Thoughts on how I would do this? I want the first value in the tuple to pair with each successive value. This way each resulting tuple would be a pair starting with the first value.

I need to do this: [(a,b,c)] --> [(a,b),(a,c)]

Answer 1

You can try this.

(t,)=[('a','b','c')]

[(t[0],i) for i in t[1:]]
# [('a', 'b'), ('a', 'c')]

Using itertools.product

it=iter(('a','b','c'))
list(itertools.product(next(it),it))
# [('a', 'b'), ('a', 'c')]

Using itertools.repeat

it=iter(('a','b','c'))
list(zip(itertools.repeat(next(it)),it))
# [('a', 'b'), ('a', 'c')]

Answer 2

a = [('a','b','c')]
a = a[0]
a = [tuple([a[0], a[index]]) for index in range(1, len(a))]

Try this !

Answer 3

A solution that uses itertools 's combinations module.

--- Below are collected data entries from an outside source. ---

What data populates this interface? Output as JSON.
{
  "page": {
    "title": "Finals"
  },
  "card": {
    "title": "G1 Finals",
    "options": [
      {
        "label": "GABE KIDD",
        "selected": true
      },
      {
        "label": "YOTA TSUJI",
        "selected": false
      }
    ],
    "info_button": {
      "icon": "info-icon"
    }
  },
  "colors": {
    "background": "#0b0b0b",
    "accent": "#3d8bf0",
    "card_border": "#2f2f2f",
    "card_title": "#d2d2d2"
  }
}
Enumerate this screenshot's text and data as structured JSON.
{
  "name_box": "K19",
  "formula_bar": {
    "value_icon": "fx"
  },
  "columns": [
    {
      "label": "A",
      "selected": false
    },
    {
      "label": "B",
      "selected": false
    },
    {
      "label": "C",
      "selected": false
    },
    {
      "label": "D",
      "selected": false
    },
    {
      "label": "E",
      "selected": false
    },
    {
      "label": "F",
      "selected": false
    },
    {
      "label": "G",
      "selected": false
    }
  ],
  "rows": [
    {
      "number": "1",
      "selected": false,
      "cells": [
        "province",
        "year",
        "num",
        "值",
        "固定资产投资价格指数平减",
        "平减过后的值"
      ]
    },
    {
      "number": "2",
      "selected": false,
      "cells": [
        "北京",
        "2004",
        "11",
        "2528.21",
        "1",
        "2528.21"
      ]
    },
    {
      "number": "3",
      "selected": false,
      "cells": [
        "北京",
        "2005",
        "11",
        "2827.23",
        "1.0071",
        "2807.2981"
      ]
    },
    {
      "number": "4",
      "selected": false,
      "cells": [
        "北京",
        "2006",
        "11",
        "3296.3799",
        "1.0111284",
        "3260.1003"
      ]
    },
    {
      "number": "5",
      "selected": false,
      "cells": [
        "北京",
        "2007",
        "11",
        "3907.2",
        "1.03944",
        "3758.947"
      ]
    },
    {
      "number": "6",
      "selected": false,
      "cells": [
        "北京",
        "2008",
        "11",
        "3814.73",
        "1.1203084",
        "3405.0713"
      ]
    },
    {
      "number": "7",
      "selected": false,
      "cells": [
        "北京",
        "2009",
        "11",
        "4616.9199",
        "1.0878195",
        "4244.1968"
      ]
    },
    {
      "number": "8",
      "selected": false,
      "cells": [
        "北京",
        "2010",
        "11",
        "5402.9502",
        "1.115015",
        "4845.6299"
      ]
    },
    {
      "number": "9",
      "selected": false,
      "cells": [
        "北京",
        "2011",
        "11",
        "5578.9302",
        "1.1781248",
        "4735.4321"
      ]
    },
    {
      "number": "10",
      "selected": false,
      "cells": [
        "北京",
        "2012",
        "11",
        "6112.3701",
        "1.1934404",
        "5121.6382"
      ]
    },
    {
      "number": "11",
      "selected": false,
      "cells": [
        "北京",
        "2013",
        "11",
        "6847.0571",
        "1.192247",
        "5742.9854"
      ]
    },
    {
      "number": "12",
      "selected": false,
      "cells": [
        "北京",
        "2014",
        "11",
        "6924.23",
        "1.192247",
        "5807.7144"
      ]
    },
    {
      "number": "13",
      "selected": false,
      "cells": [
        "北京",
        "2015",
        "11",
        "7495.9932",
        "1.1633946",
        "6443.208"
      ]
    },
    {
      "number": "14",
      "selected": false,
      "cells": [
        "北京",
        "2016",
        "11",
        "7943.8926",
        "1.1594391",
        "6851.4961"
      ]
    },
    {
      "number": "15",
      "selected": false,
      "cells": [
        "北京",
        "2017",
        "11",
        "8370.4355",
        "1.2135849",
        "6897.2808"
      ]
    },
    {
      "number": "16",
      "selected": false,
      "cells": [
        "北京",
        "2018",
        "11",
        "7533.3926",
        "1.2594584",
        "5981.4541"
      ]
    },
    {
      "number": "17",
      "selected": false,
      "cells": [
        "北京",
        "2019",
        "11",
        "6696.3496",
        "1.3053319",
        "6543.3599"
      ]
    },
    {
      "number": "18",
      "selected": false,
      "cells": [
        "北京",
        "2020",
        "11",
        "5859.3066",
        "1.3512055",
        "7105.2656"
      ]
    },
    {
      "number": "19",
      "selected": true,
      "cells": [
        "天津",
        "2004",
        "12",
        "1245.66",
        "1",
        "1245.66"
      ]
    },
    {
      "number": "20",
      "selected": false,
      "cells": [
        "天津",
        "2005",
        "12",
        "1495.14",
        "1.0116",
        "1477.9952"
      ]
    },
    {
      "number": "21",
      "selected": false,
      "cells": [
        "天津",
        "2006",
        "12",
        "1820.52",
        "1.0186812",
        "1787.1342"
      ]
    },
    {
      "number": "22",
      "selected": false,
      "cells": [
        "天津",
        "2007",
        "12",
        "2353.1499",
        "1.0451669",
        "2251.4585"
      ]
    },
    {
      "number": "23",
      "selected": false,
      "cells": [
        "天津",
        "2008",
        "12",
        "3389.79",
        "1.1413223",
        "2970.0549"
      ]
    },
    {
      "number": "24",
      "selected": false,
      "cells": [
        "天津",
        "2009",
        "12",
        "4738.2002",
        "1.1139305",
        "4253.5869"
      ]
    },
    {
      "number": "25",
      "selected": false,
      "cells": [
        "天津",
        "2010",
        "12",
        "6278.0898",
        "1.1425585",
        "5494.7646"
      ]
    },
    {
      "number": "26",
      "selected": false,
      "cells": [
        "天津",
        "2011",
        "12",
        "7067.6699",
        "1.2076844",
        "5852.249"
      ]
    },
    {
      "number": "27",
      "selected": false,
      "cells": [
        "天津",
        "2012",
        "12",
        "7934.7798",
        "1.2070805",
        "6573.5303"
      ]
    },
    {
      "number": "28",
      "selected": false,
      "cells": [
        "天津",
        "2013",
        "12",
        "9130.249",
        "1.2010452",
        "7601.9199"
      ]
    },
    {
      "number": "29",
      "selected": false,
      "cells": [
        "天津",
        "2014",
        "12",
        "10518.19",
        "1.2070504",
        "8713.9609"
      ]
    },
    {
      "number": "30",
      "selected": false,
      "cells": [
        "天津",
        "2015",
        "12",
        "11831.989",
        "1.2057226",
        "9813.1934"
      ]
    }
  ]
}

from itertools import combinations  
arr = (['a','b','c'])
for i in list(combinations(arr, 2)):
    if(i[0]==arr[0]):
        print(i ,end = " ")

This would give a solution ('a', 'b') ('a', 'c')

Answer 4

You can just append pairs of tuples to a list:

original = [(1,2,3)]

def makePairs(lis):
    ret = []
    for t in lis:
        ret.append((t[0],t[1]))
        ret.append((t[0],t[2]))
    return ret


print(makePairs(original))

Output:

[(1, 2), (1, 3)]

Answer 5

If your tuples are arbitrary length you can write a simple generator:

def make_pairs(iterable):
    iterator = iter(iterable)
    first = next(iterator)
    for item in iterator:
        yield first, item

example result:

my_tuple = ('a', 'b', 'c', 'd')
list(make_pairs(my_tuple))
Out[170]: [('a', 'b'), ('a', 'c'), ('a', 'd')]

This is a memory-efficient solution.